Metal-Organic Framework Field-Effect Transistor Arrays for Chemical Sensing

Detecting and monitoring volatile organic compounds (VOCs) at ppm concentrations presents significant challenges but is vital across various sectors, including healthcare for disease diagnosis and environmental monitoring for air quality assessment. Conventional methods, primarily involving semiconducting metal oxide (SMOx) sensors, are widely used due to their cost-effectiveness, high sensitivity, and rapid response rates. These sensors function by exhibiting changes in resistivity when exposed to VOCs. Despite their advantages, SMOx sensors have notable limitations, such as reduced lifespan, low selectivity, requirement of high operational temperatures (typically 200-300 °C), and issues like baseline drifts that compromise data reliability.

To address these selectivity challenges, the concept of an electronic nose (E-nose) has been developed, which involves an array of SMOx sensors, each with partial selectivity to different VOCs and background interferences. The idea is that by combining the multivariate responses from these sensors, specific VOCs can be identified even in complex environments. However, the effectiveness of current E-nose designs is hindered by the high correlation in responses among the sensor elements, leading to two main issues: either the array is too small to cover the required chemical diversity, or it becomes overly large, leading to increased costs and power consumption.

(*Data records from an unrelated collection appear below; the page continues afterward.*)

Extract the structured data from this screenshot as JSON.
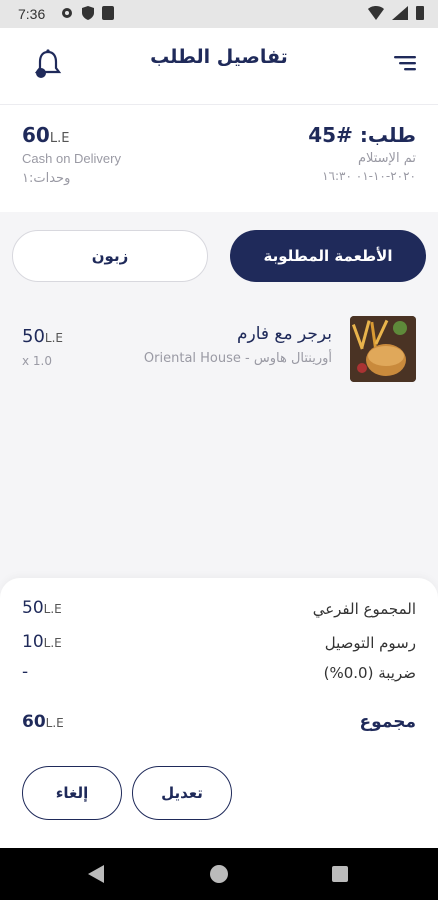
{
  "status_bar": {
    "time": "7:36",
    "icons": [
      "gear-icon",
      "shield-icon",
      "sim-icon",
      "wifi-icon",
      "signal-icon",
      "battery-icon"
    ]
  },
  "header": {
    "title": "تفاصيل الطلب",
    "left_icon": "bell-icon",
    "right_icon": "menu-icon"
  },
  "order": {
    "number": "طلب: #45",
    "status": "تم الإستلام",
    "date": "٢٠٢٠-١٠-٠١ ١٦:٣٠",
    "total_value": "60",
    "currency": "L.E",
    "payment_method": "Cash on Delivery",
    "units": "وحدات:١"
  },
  "tabs": {
    "items": "الأطعمة المطلوبة",
    "customer": "زبون"
  },
  "items": [
    {
      "name": "برجر مع فارم",
      "restaurant": "Oriental House - أورينتال هاوس",
      "price": "50",
      "currency": "L.E",
      "quantity": "x 1.0"
    }
  ],
  "summary": {
    "subtotal_label": "المجموع الفرعي",
    "subtotal_value": "50",
    "delivery_label": "رسوم التوصيل",
    "delivery_value": "10",
    "tax_label": "ضريبة (0.0%)",
    "tax_value": "-",
    "total_label": "مجموع",
    "total_value": "60",
    "currency": "L.E"
  },
  "actions": {
    "edit": "تعديل",
    "cancel": "إلغاء"
  },
  "colors": {
    "primary": "#1f2a5a",
    "background": "#f5f5f7",
    "muted_text": "#9a9aa4"
  }
}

In response to these limitations, there is a growing demand for innovative VOC sensing technologies.The MOFFET project proposes a departure from traditional SMOx sensors, focusing instead on metal-organic frameworks (MOFs). MOFs are unique for their microporous, crystalline structures formed from metal ions linked by organic ligands. Their sub-nanometer pores and customizable pore walls make MOFs exceptionally capable of capturing VOCs, even at trace levels. While achieving perfect selectivity for a specific VOC in a complex background may be overly optimistic, an array of MOFs, each with different adsorption characteristics, can function effectively as an E-nose.

A prototype MOFFET sensor was developed and tested. This achievement required the development of new fabrication flows for (1) the thin-film transistors that are at the heart of the MOFFET sensor and (2) the integration of the highly porous sensing layer based on a metal-organic framework (MOF) coating. Various configurations of Thin-film Transistors (TFTs) with different channel widths and lengths were explored. A significant focus was on the gate dimensions to facilitate gas analyte access. However, the first generation of devices encountered issues such as poor electrical characteristics, highlighting the need for design adjustments. This led to the exploration of the impact of gate width on the device's electrical performance, resulting in improved outcomes.

Subsequent iterations of MOFFETs aimed to address these initial drawbacks by resizing the transistors and optimizing the gate and interface designs. Despite these modifications, challenges such as device shorting persisted. A novel method involving the integration of a specific compound into the devices was developed, requiring careful calibration of reaction conditions to avoid damage while ensuring quality. This process led to modifications in the devices' electrical characteristics, with notable changes in threshold voltage and subthreshold slope. Compared with analog capacitor-based devices, MOFFETs arise as a promising technology as they demonstrate a sensitivity that is 50 times higher.

The project successfully met its targeted objectives, leading to the development of prototype sensors that demonstrated promising performance in controlled tests. These prototypes exhibited one of the largest responses ever measured for sensors of this type when detecting selected volatile organic components (VOCs). The current focus is on refining these prototypes for VOCs present in human breath, with the ultimate aim of creating sensors suitable for breath-based disease diagnosis.

The potential impact of this advancement is significant both economically and socially. If successful, these sensors could revolutionize the field of medical diagnostics, offering a non-invasive, efficient, and potentially cost-effective method for early disease detection. This could lead to earlier interventions, improved patient outcomes, and reduced healthcare costs. Moreover, the environmental monitoring capabilities of these sensors could have far-reaching implications for public health and safety.

To ensure further uptake and success of this technology, several key needs must be addressed. In the first place, these are related to (i) further research and development: further improvement and testing of sensor sensitivity, selectivity, and durability are essential. Research into integrating other MOF materials and refining detection algorithms will enhance the performance and reliability of the sensors'; (ii) demonstration and validation: extensive testing under real-world conditions is necessary to demonstrate the effectiveness and reliability of the sensors. Pilot studies in clinical settings would provide valuable data on their efficacy in disease diagnosis.